Raúl Arévalo, un attore dietro la macchina da presa
Intervista Il regista spagnolo racconta il suo film d'esordio, «La vendetta di un uomo tranquillo»
Intervista Il regista spagnolo racconta il suo film d'esordio, «La vendetta di un uomo tranquillo»
l suo primo premio Goya Raúl Arévalo l’aveva vinto nel 2009, come miglior attore protagonista di Fat people di Daniel Sánchez Arévalo. Con La vendetta di un uomo tranquillo – il suo esordio alla regia, in sala dal 30 marzo – ha invece conquistato, lo scorso febbraio, il premio al miglior film spagnolo dell’anno dopo aver debuttato nella selezione di Orizzonti a Venezia. La vendetta di un uomo tranquillo – racconta l’attore e regista che ha lavorato, tra gli altri, con Pedro Almodovar e Alex De La Iglesia- è un progetto che ha impiegato otto anni per venire alla luce, lo stesso tempo che passa per il protagonista José prima che possa consumare la sua vendetta.
La fidanzata è stata uccisa nel corso di una rapina in una gioielleria, e mentre Curro – l’unico della banda di rapinatori a essere arrestato – sconta la sua pena in carcere, José progetta e mette inesorabilmente in moto il piano che gli consentirà di vendicarsi.
La deriva violenta di un «uomo tranquillo» ricorda «Cane di paglia» di Sam Peckinpah. Quali sono stati i suoi riferimenti?
Ho pensato a Peckinpah soprattutto da un punto di vista estetico e nella rappresentazione della violenza: secca, cruda e diretta. L’ispirazione principale viene però dal cinema europeo, da registi come Audiard, i fratelli Dardenne e anche Matteo Garrone. La sfida principale è stata conciliare uno stile intimista e realista come quello dei Dardenne con gli elementi di genere: il film «di vendetta» o anche il road movie.
Da attore, come ha lavorato con i suoi protagonisti?
L’elemento fondamentale per me erano gli sguardi, i volti in grado di esprimersi anche nel silenzio.
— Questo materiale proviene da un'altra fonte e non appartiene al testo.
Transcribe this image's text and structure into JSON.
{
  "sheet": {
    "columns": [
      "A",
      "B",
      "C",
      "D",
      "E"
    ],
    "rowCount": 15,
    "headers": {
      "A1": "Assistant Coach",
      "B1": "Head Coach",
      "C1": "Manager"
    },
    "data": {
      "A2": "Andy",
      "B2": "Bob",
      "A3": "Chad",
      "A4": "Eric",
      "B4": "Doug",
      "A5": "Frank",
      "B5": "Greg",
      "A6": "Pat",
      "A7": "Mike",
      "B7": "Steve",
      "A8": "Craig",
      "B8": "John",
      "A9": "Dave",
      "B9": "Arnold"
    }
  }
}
Ho cercato persone di una certa età – per sottolineare che portano sulle spalle il peso di una vita vissuta – e con un aspetto «normale», che mi ha creato dei problemi con i finanziatori: volevano attori giovani e belli. Ma io ho difeso la mia scelta perchè degli attori belli e famosi non andavano bene per il film, così come non avrebbero funzionato in Gomorra di Garrone.
Come è nato il progetto del film, dopo tanti anni passati a fare l’attore?
Fin da bambino ho sempre voluto fare il regista: ogni lavoro che ho fatto da attore per me è stata anche una scuola per imparare la regia. La storia di La vendetta di un uomo tranquillo nasce da una conversazione che ho ascoltato nel bar di mio padre – simile a quello in cui è ambientata buona parte del film . Un uomo aveva commentato un fatto di cronaca, dicendo che se fosse successo a lui avrebbe preso il fucile e ucciso tutti i colpevoli. Il tema della vendetta è abusato nel cinema, ma io volevo raccontarla in modo crudo e realista, interrogandomi su cosa avrebbe comportato dare seguito alle affermazioni del tizio al bar.
Il film è ambientato in luoghi che conosce molto bene.
Ovviamente non conosco in prima persona il tema del film, e spero che non mi riguardi mai. Ma conoscevo le atmosfere, il modo di parlare della gente: la vicenda è ambientata nei luoghi in cui sono cresciuto – i quartieri di periferia di Madrid, i paesini della Castiglia. Credo in un cinema che abbia un’identità basata su ciò che si conosce, soltanto in questo modo si possono raccontare delle storie universali.